TMS denied for failing step therapy by Humana?
Step-therapy denials usually flip when the appeal documents that prior alternatives were tried and failed, or were contraindicated, or aren't safe for the patient.
US health-plan appeal rights
Cite: Most US health plans have appeal rights under either the ACA, ERISA, or Medicare/Medicaid rules
Most US health plans are required by federal law to give you both an internal appeal (where the insurer reconsiders) and an external review (where an independent reviewer decides). The exact timelines and processes depend on what kind of plan you have — marketplace / employer group, self-funded, Medicare Advantage, or Medicaid MCO — but in every case there's a window after the denial during which you have the right to fight it.

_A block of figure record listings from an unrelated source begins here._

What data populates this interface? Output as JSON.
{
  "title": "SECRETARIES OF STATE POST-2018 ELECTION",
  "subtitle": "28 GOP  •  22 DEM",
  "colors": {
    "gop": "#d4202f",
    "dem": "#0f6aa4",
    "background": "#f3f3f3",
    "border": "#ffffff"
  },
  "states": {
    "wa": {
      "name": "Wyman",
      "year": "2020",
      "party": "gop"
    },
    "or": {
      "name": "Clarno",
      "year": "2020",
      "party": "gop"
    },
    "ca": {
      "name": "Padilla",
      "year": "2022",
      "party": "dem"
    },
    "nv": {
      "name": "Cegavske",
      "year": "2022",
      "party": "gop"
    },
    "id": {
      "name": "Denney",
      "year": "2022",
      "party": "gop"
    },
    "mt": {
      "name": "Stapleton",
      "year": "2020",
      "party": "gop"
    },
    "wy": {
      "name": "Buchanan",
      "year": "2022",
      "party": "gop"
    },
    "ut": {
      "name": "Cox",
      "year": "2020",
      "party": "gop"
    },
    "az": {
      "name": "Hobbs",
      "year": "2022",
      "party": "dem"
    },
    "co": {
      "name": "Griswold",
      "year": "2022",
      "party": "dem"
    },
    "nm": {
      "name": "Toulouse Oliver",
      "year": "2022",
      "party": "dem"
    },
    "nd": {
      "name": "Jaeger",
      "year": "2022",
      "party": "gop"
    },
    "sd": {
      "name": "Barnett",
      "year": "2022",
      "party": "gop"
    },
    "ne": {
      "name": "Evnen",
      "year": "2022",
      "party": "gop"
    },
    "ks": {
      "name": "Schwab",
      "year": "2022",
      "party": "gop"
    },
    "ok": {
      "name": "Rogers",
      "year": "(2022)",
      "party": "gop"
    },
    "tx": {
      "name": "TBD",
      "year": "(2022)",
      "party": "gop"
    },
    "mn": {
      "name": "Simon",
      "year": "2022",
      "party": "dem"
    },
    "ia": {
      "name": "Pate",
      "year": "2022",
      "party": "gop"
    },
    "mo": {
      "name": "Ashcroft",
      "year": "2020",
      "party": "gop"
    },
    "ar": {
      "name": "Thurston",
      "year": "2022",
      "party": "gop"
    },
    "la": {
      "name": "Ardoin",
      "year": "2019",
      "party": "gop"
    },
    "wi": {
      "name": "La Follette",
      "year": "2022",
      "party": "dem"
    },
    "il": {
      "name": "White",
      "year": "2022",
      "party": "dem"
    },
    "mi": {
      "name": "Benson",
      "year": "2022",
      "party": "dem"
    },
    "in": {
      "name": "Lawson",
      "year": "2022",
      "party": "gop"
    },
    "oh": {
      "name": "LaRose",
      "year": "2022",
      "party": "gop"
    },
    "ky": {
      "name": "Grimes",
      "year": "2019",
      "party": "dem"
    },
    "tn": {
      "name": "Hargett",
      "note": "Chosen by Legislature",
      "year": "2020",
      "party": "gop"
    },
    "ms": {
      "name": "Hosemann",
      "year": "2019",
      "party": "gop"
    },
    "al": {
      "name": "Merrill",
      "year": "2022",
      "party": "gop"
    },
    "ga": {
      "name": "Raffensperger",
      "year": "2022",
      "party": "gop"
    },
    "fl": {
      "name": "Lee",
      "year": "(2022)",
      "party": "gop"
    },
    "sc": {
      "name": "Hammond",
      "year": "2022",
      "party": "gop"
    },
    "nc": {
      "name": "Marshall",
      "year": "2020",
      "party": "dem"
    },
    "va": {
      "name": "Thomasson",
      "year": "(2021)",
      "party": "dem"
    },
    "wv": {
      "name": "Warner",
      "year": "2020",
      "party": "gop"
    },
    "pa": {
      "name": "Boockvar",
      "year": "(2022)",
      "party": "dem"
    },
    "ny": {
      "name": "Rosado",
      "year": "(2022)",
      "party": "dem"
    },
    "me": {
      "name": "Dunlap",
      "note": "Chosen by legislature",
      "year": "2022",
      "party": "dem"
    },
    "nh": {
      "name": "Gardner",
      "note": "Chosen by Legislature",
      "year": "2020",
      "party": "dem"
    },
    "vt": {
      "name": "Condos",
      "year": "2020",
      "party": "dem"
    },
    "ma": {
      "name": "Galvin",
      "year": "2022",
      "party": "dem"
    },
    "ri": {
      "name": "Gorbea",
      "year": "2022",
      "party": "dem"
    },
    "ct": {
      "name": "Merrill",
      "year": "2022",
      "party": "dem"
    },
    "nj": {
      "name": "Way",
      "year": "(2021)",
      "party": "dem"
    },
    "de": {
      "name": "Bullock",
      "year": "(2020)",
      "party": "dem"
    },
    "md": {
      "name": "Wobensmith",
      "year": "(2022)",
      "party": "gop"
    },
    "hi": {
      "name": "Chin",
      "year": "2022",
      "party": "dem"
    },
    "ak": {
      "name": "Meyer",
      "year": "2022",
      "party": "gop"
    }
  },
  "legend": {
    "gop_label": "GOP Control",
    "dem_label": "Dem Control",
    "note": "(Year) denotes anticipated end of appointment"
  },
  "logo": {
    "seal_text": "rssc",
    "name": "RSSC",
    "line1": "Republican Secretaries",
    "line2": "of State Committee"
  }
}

What Humana typically requires
Humana's specific coverage criteria for tms are defined in its own published medical/coverage policy and the FDA-approved prescribing label. A successful appeal documents that your medical records satisfy each criterion those sources list — confirmed diagnosis, any required prior treatments (with dates and outcomes), and clinical severity. If the exact criteria weren't included with your denial, request them in writing; your appeal then maps each requirement to the matching fact in your chart.
The Humana angle on TMS
## Why Humana's Step-Therapy Requirement Is Blocking TMS — and How to Challenge It
A step-therapy denial means Humana requires evidence that you have tried and failed one or more prior treatment steps — typically a defined number of antidepressant medications, sometimes including augmentation strategies or psychotherapy — before it will authorize TMS. This is sometimes called a "fail-first" requirement. Humana's step-therapy criteria are spelled out in its published Medical Coverage Policy for TMS, and your appeal must demonstrate that your documented treatment history satisfies every required step.
Step-therapy denials are among the most frequently reversed on appeal, because patients who receive TMS referrals have almost always been through extensive prior treatment. The most common reason appeals fail is incomplete documentation: missing dates, gaps in the prescriber record, or inadequately documented reasons for stopping a prior medication.
## The Federal Appeal Framework
Under ACA §2719, non-grandfathered plans must provide internal appeal and independent external review. Many states have enacted additional step-therapy reform laws that give patients the right to an exception when the required steps are clinically contraindicated or have already been tried — check whether your state's law applies to your plan type. Under ERISA §503, self-funded employer plans must provide a full-and-fair review with written reasoning. An expedited appeal is available if your psychiatrist documents urgency. The external-review window is generally roughly four months after the internal denial; confirm the deadline in your denial letter.
## What to Gather
- Humana's current step-therapy criteria for TMS. Request the Medical Coverage Policy by name. List every required step. Your documentation must address each one.
- Complete prior medication history with dates. For each antidepressant trial: the medication name, start and end dates, dose range tried, reason for discontinuation (inadequate response, intolerance, contraindication), and prescribing clinician. Pharmacy records, discharge summaries, and visit notes are all useful sources.
- Prescriber medical-necessity letter. Your psychiatrist should confirm that the required steps have been tried, explain the outcomes, and state why TMS is now the appropriate next intervention.
- Diagnosis and severity documentation. Formal records establishing the diagnosis and current symptom severity.
- Step-therapy exception basis, if applicable. If any required medication was clinically contraindicated for you, or would have been harmful, your prescriber should document that specifically.
## Criteria-Mapping Structure
Create a table with one row per step in Humana's policy. For each: (1) state the requirement exactly as written; (2) identify the medication, dates, and outcome from your records; and (3) cite the document and page. Gaps invite denial. If a step was skipped for a documented clinical reason, explain it explicitly rather than leaving it blank.
## Next Step
File the internal appeal in writing before Humana's stated deadline. Attach the criteria-mapping table, the full medication history, and your prescriber's letter. If denied internally, immediately request external review in writing.
Next steps
- Find the date on the denial letter — your appeal window starts there.
- Read your plan's Summary of Benefits and Coverage (SBC) for the specific deadlines.
- Request the insurer's claim file in writing — they must provide it.
- Submit your appeal in writing with new clinical evidence and a physician statement.